QA Testing

What you'll learn in this chapter

  • Build time tests concepts

  • QA level testing tools

Concepts

It is virtually impossible as a human being to continuously monitor and test the proper functioning of a conglomerate as large as a normal Linux distribution. For this reason, we need to automate testing as much as possible and impose strict error checking at every level.

In Clear Linux OS, we have created several layers of testing that will be Open Source in the future. At the time of writing this document they are not Open Source, so this chapter is incomplete.

The automated package testing that comes with many of our packages is available at this time.

make check

Most upstream projects use the check framework to perform package-level unit tests. Clear Linux OS and autospec attempt to use these tests and enforce error checking, permitting a developer to spot errors, pause release, and prevent a known error from reaching customers. These errors are recorded and counted.

The %check section in a spec file is used to call the package tests. If the output conforms to BAT or other standard unit testing output that programs like check generate, these package test results are recorded.
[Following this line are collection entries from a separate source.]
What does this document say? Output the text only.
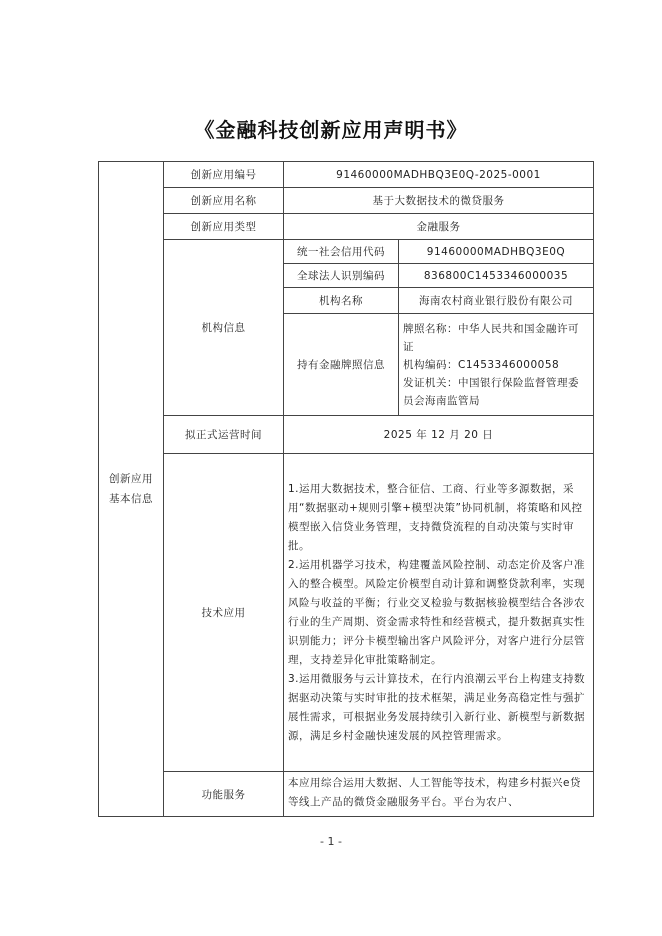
《金融科技创新应用声明书》
创新应用基本信息	创新应用编号	91460000MADHBQ3E0Q-2025-0001	
	创新应用名称	基于大数据技术的微贷服务	
	创新应用类型	金融服务	
	机构信息	统一社会信用代码	91460000MADHBQ3E0Q
		全球法人识别编码	836800C1453346000035
		机构名称	海南农村商业银行股份有限公司
		持有金融牌照信息	牌照名称：中华人民共和国金融许可证
机构编码：C1453346000058
发证机关：中国银行保险监督管理委员会海南监管局

	拟正式运营时间	2025 年 12 月 20 日	
	技术应用	1.运用大数据技术，整合征信、工商、行业等多源数据，采用“数据驱动+规则引擎+模型决策”协同机制，将策略和风控模型嵌入信贷业务管理，支持微贷流程的自动决策与实时审批。
2.运用机器学习技术，构建覆盖风险控制、动态定价及客户准入的整合模型。风险定价模型自动计算和调整贷款利率，实现风险与收益的平衡；行业交叉检验与数据核验模型结合各涉农行业的生产周期、资金需求特性和经营模式，提升数据真实性识别能力；评分卡模型输出客户风险评分，对客户进行分层管理，支持差异化审批策略制定。
3.运用微服务与云计算技术，在行内浪潮云平台上构建支持数据驱动决策与实时审批的技术框架，满足业务高稳定性与强扩展性需求，可根据业务发展持续引入新行业、新模型与新数据源，满足乡村金融快速发展的风控管理需求。	

	功能服务	本应用综合运用大数据、人工智能等技术，构建乡村振兴e贷等线上产品的微贷金融服务平台。平台为农户、	
- 1 -
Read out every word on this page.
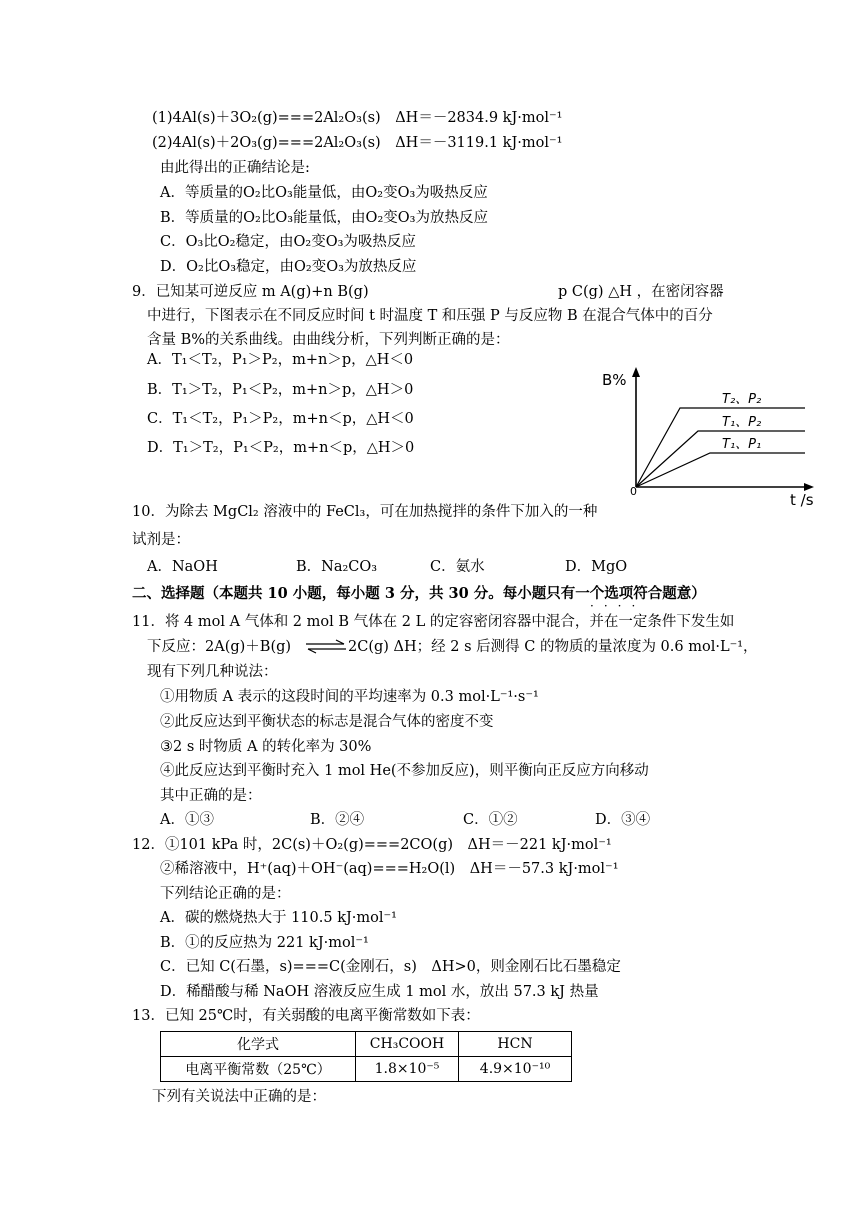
(1)4Al(s)＋3O₂(g)===2Al₂O₃(s)　ΔH＝－2834.9 kJ·mol⁻¹
(2)4Al(s)＋2O₃(g)===2Al₂O₃(s)　ΔH＝－3119.1 kJ·mol⁻¹
由此得出的正确结论是:
A．等质量的O₂比O₃能量低，由O₂变O₃为吸热反应
B．等质量的O₂比O₃能量低，由O₂变O₃为放热反应
C．O₃比O₂稳定，由O₂变O₃为吸热反应
D．O₂比O₃稳定，由O₂变O₃为放热反应
9．已知某可逆反应 m A(g)+n B(g)	p C(g) △H ，在密闭容器
中进行，下图表示在不同反应时间 t 时温度 T 和压强 P 与反应物 B 在混合气体中的百分
含量 B%的关系曲线。由曲线分析，下列判断正确的是：
A．T₁＜T₂，P₁＞P₂，m+n＞p，△H＜0
B．T₁＞T₂，P₁＜P₂，m+n＞p，△H＞0
C．T₁＜T₂，P₁＞P₂，m+n＜p，△H＜0
D．T₁＞T₂，P₁＜P₂，m+n＜p，△H＞0
B%
0	t /s
T₂、P₂
T₁、P₂
T₁、P₁
10．为除去 MgCl₂ 溶液中的 FeCl₃，可在加热搅拌的条件下加入的一种
试剂是：
A．NaOH	B．Na₂CO₃	C．氨水	D．MgO
二、选择题（本题共 10 小题，每小题 3 分，共 30 分。每小题只有一个选项符合题意）
····
11．将 4 mol A 气体和 2 mol B 气体在 2 L 的定容密闭容器中混合，并在一定条件下发生如
下反应：2A(g)＋B(g) ⇌ 2C(g) ΔH；经 2 s 后测得 C 的物质的量浓度为 0.6 mol·L⁻¹，
现有下列几种说法：
①用物质 A 表示的这段时间的平均速率为 0.3 mol·L⁻¹·s⁻¹
②此反应达到平衡状态的标志是混合气体的密度不变
③2 s 时物质 A 的转化率为 30%
④此反应达到平衡时充入 1 mol He(不参加反应)，则平衡向正反应方向移动
其中正确的是：
A．①③	B．②④	C．①②	D．③④
12．①101 kPa 时，2C(s)＋O₂(g)===2CO(g)　ΔH＝－221 kJ·mol⁻¹
②稀溶液中，H⁺(aq)＋OH⁻(aq)===H₂O(l)　ΔH＝－57.3 kJ·mol⁻¹
下列结论正确的是：
A．碳的燃烧热大于 110.5 kJ·mol⁻¹
B．①的反应热为 221 kJ·mol⁻¹
C．已知 C(石墨，s)===C(金刚石，s)　ΔH>0，则金刚石比石墨稳定
D．稀醋酸与稀 NaOH 溶液反应生成 1 mol 水，放出 57.3 kJ 热量
13．已知 25℃时，有关弱酸的电离平衡常数如下表：
化学式	CH₃COOH	HCN
电离平衡常数（25℃）	1.8×10⁻⁵	4.9×10⁻¹⁰
下列有关说法中正确的是：
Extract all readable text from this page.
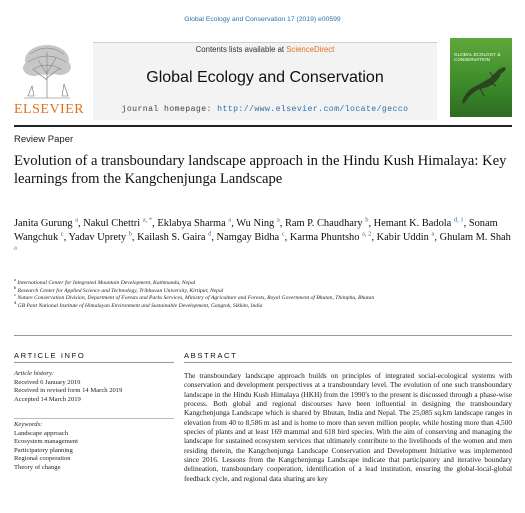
Global Ecology and Conservation 17 (2019) e00599
ELSEVIER
Contents lists available at ScienceDirect
Global Ecology and Conservation
journal homepage: http://www.elsevier.com/locate/gecco
GLOBAL ECOLOGY & CONSERVATION
Review Paper
Evolution of a transboundary landscape approach in the Hindu Kush Himalaya: Key learnings from the Kangchenjunga Landscape
Janita Gurung $^a$, Nakul Chettri $^{a, *}$, Eklabya Sharma $^a$, Wu Ning $^a$, Ram P. Chaudhary $^b$, Hemant K. Badola $^{d, 1}$, Sonam Wangchuk $^c$, Yadav Uprety $^b$, Kailash S. Gaira $^d$, Namgay Bidha $^c$, Karma Phuntsho $^{a, 2}$, Kabir Uddin $^a$, Ghulam M. Shah $^a$
$^a$ International Center for Integrated Mountain Development, Kathmandu, Nepal
$^b$ Research Center for Applied Science and Technology, Tribhuvan University, Kirtipur, Nepal
$^c$ Nature Conservation Division, Department of Forests and Parks Services, Ministry of Agriculture and Forests, Royal Government of Bhutan, Thimphu, Bhutan
$^d$ GB Pant National Institute of Himalayan Environment and Sustainable Development, Gangtok, Sikkim, India
ARTICLE INFO	ABSTRACT
Article history:
Received 6 January 2019
Received in revised form 14 March 2019
Accepted 14 March 2019
Keywords:
Landscape approach
Ecosystem management
Participatory planning
Regional cooperation
Theory of change
The transboundary landscape approach builds on principles of integrated social-ecological systems with conservation and development perspectives at a transboundary level. The evolution of one such transboundary landscape in the Hindu Kush Himalaya (HKH) from the 1990's to the present is discussed through a phase-wise process. Both global and regional discourses have been influential in designing the transboundary Kangchenjunga Landscape which is shared by Bhutan, India and Nepal. The 25,085 sq.km landscape ranges in elevation from 40 to 8,586 m asl and is home to more than seven million people, while hosting more than 4,500 species of plants and at least 169 mammal and 618 bird species. With the aim of conserving and managing the landscape for sustained ecosystem services that ultimately contribute to the livelihoods of the women and men residing therein, the Kangchenjunga Landscape Conservation and Development Initiative was implemented since 2016. Lessons from the Kangchenjunga Landscape indicate that participatory and iterative boundary delineation, transboundary cooperation, identification of a lead institution, ensuring the global-local-global feedback cycle, and regional data sharing are key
You can add custom check commands by creating a make_check_command and inserting the custom tests or test command in there, and autospec will include them in every subsequent run. The options.conf allows you to either enforce that all tests must pass, or you may disable that setting and allow failures.

The results of the tests are stored by the common tooling in the testresults file. You should inspect this file after each build to make sure that testing remains functional and no new errors are introduced with each package change.